Security discussions often focus on prompt-level protections, and that focus is justified. However, prompt security addresses only one layer of risk. Equally important is securing the AI application supply chain, including the frameworks, SDKs, and orchestration layers used to build and operate these systems. Vulnerabilities in these components can allow attackers to influence AI behavior, access sensitive resources, or compromise the broader application environment.
The recent disclosure of CVE-2025-68664, known as LangGrinch, in LangChain Core highlights the importance of securing the AI supply chain. This blog uses that real-world vulnerability to illustrate how Microsoft Defender posture management capabilities can help organizations identify and mitigate AI supply chain risks.
A recently disclosed vulnerability in LangChain Core highlights how AI frameworks can become conduits for exploitation when workloads are not properly secured. Tracked as CVE-2025-68664 and commonly referred to as LangGrinch, this flaw exposes risks associated with insecure deserialization in agentic ecosystems that rely heavily on structured metadata exchange.
CVE-2025-68664 is a serialization injection vulnerability affecting the langchain-core Python package. The issue stems from improper handling of internal metadata fields during the serialization and deserialization process. If exploited, an attacker could:
The vulnerability carries a CVSS score of 9.3, highlighting the risks that arise when AI orchestration systems do not adequately separate control signals from user-supplied data.
Understanding the root cause: The lc marker
LangChain utilizes a custom serialization format to maintain state across different components of an AI chain. To distinguish between standard data and serialized LangChain objects, the framework uses a reserved key called lc. During deserialization, when the framework encounters a dictionary containing this key, it interprets the content as a trusted object rather than plain user data.

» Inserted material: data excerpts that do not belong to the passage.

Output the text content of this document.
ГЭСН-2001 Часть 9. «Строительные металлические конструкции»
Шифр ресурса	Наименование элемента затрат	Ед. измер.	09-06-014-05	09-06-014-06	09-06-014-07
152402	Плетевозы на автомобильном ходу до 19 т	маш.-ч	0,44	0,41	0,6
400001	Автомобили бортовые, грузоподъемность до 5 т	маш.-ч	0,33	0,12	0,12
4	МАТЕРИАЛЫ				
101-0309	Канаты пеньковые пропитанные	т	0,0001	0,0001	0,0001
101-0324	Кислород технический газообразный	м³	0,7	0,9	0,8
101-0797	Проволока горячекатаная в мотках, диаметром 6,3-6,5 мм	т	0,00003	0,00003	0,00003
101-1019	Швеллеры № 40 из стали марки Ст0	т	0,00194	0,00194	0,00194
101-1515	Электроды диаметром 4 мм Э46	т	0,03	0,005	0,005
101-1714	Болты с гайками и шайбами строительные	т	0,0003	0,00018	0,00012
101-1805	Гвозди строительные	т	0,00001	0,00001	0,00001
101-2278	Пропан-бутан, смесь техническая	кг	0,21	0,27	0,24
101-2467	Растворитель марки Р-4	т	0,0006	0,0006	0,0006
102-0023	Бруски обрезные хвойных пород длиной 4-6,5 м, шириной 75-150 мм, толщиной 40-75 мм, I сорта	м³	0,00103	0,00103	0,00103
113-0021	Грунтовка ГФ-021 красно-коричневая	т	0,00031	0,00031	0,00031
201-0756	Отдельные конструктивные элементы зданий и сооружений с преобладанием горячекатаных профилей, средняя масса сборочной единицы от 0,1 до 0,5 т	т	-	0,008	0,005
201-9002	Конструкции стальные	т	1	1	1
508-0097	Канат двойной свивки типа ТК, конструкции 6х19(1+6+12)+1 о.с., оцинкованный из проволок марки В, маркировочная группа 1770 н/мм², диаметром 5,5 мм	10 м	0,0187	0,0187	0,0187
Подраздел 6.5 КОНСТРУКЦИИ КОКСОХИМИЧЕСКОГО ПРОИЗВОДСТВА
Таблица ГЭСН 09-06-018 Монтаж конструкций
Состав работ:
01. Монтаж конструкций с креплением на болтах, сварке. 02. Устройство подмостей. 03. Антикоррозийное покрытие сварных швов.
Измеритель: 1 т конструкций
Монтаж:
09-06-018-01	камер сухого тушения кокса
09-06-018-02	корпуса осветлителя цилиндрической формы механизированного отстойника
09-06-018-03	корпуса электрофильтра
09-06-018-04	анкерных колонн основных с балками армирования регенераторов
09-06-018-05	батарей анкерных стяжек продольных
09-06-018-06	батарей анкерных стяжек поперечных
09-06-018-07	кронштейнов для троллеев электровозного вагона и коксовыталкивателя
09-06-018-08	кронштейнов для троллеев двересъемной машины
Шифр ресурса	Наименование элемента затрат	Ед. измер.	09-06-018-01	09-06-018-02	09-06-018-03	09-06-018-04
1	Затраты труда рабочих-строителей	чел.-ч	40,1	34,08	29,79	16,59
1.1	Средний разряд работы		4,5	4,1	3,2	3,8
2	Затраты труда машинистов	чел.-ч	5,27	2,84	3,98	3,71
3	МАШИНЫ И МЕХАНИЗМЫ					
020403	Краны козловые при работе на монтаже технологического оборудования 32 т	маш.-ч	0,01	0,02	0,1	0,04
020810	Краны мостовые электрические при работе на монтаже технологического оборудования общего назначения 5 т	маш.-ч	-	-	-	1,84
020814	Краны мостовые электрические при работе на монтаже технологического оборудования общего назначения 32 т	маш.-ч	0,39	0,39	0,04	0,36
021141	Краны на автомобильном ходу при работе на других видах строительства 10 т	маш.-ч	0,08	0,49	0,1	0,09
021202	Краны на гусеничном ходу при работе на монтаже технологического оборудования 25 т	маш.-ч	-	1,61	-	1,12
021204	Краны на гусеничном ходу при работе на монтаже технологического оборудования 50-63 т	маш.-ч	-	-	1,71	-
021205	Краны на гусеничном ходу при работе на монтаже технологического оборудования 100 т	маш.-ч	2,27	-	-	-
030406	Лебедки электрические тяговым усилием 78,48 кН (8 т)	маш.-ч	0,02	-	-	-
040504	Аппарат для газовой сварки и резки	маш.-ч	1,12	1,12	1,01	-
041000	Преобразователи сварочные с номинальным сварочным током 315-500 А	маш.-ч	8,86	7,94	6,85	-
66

The vulnerability originates in the dumps() and dumpd() functions in affected versions of the langchain-core package. These functions did not properly escape or neutralize the lc key when processing user-controlled dictionaries. As a result, if an attacker is able to inject a dictionary containing the lc key into a data stream that is later serialized and deserialized, the framework may reconstruct a malicious object.
This is a classic example of an injection flaw where data and control signals are not properly separated, allowing untrusted input to influence the execution flow.

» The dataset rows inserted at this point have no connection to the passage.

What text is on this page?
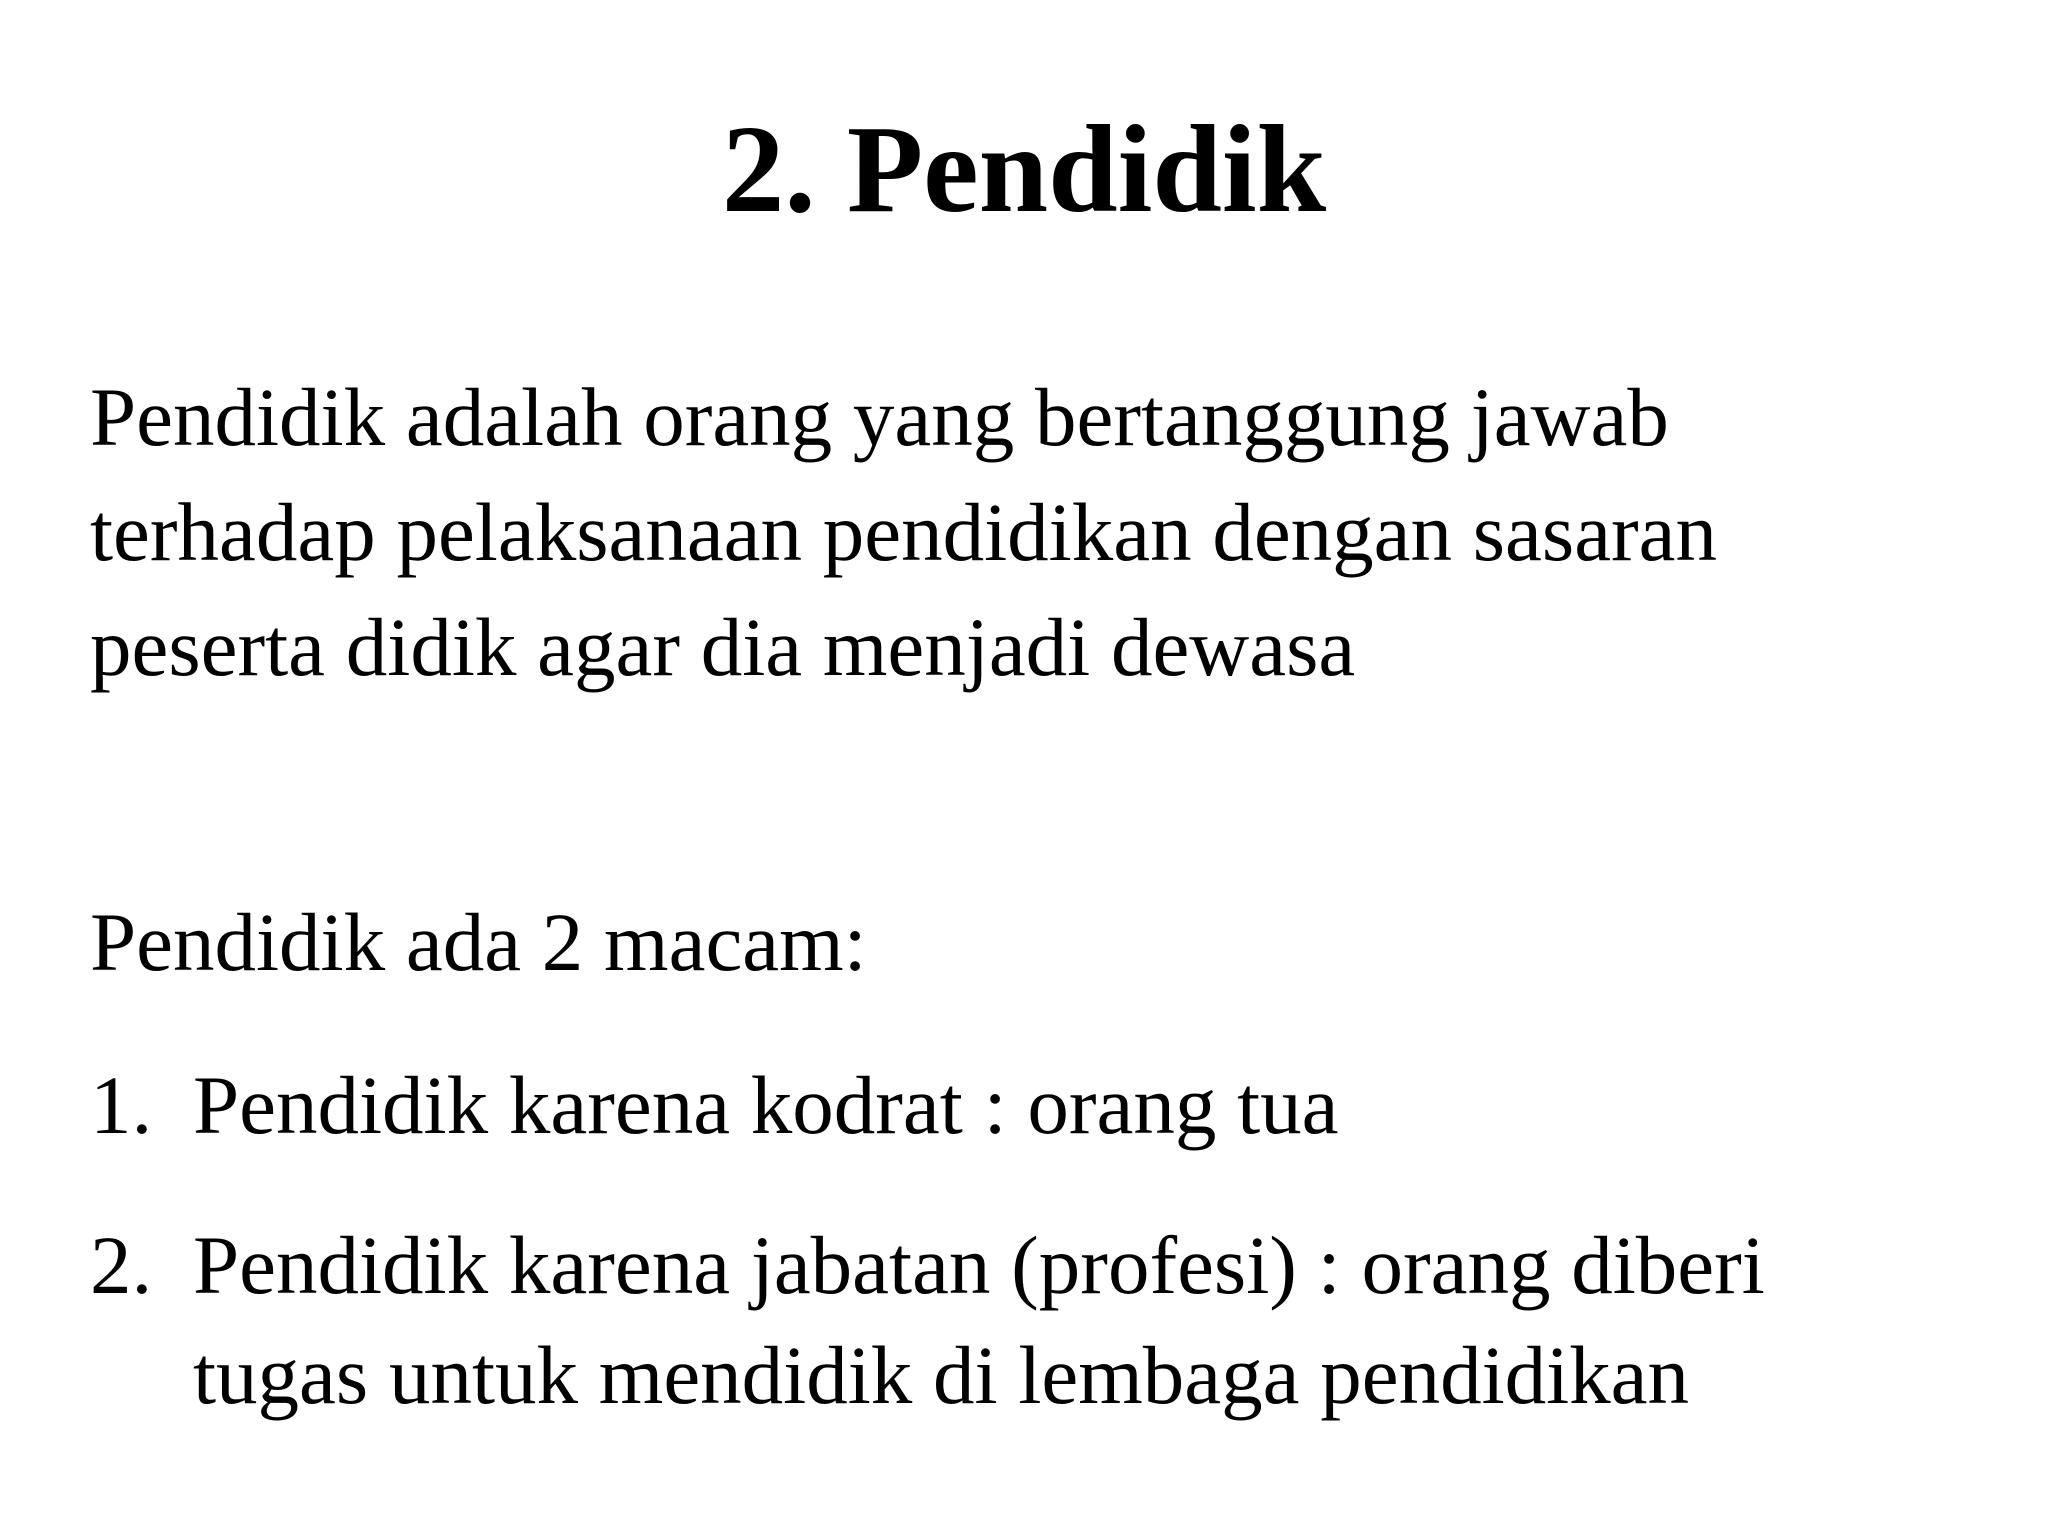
2. Pendidik

Pendidik adalah orang yang bertanggung jawab
terhadap pelaksanaan pendidikan dengan sasaran
peserta didik agar dia menjadi dewasa

Pendidik ada 2 macam:

1. Pendidik karena kodrat : orang tua
2. Pendidik karena jabatan (profesi) : orang diberi
tugas untuk mendidik di lembaga pendidikan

Mitigation and protection guidance
Microsoft recommends that all organizations using LangChain review their deployments and apply the following mitigations immediately.
1. Update LangChain Core
The most effective defense is to upgrade to a patched version of the langchain-core package.
2. Query the security explorer to identify any instances of LangChain in your environment
To identify instances of LangChain package in the assets protected by Defender for Cloud, customers can use the Cloud Security Explorer:

*Identification in cloud compute resources requires D-CSPM / Defender for Containers / Defender for Servers plan.
*Identification in code environment requires connecting your code environment to Defender for Cloud Learn how to set up connectors
3. Remediate based on Defender for Cloud recommendations across the software development cycle: Code, Ship, Runtime
*Identification in cloud compute resources requires D-CSPM / Defender for Containers / Defender for Servers plan.
*Identification in code environment requires connecting your code environment to Defender for Cloud Learn how to set up connectors
4. Create GitHub issues with runtime context directly from Defender for Cloud, track progress, and use Copilot coding agent for AI-powered automated fix

Learn more about Defender for Cloud seamless workflows with GitHub to shorten remediation times for security issues.
Microsoft Defender XDR detections
Microsoft security products provide several layers of defense to help organizations identify and block exploitation attempts related to AI vulnerable software.
Microsoft Defender provides visibility into vulnerable AI workloads through its Cloud Security Posture Management (DCSPM).
Vulnerability Assessment: Defender for Cloud scanners have been updated to identify containers and virtual machines running vulnerable versions of langchain-core. Microsoft Defender is actively working to expand coverage to additional platforms and this blog will be updated when more information is available.

Hunting queries
Microsoft Defender XDR
Security teams can use the advanced hunting capabilities in Microsoft Defender XDR to proactively look for indicators of exploitation. A common sign of exploitation is a Python process associated with LangChain attempting to access sensitive environment variables or making unexpected network connections immediately following an LLM interaction.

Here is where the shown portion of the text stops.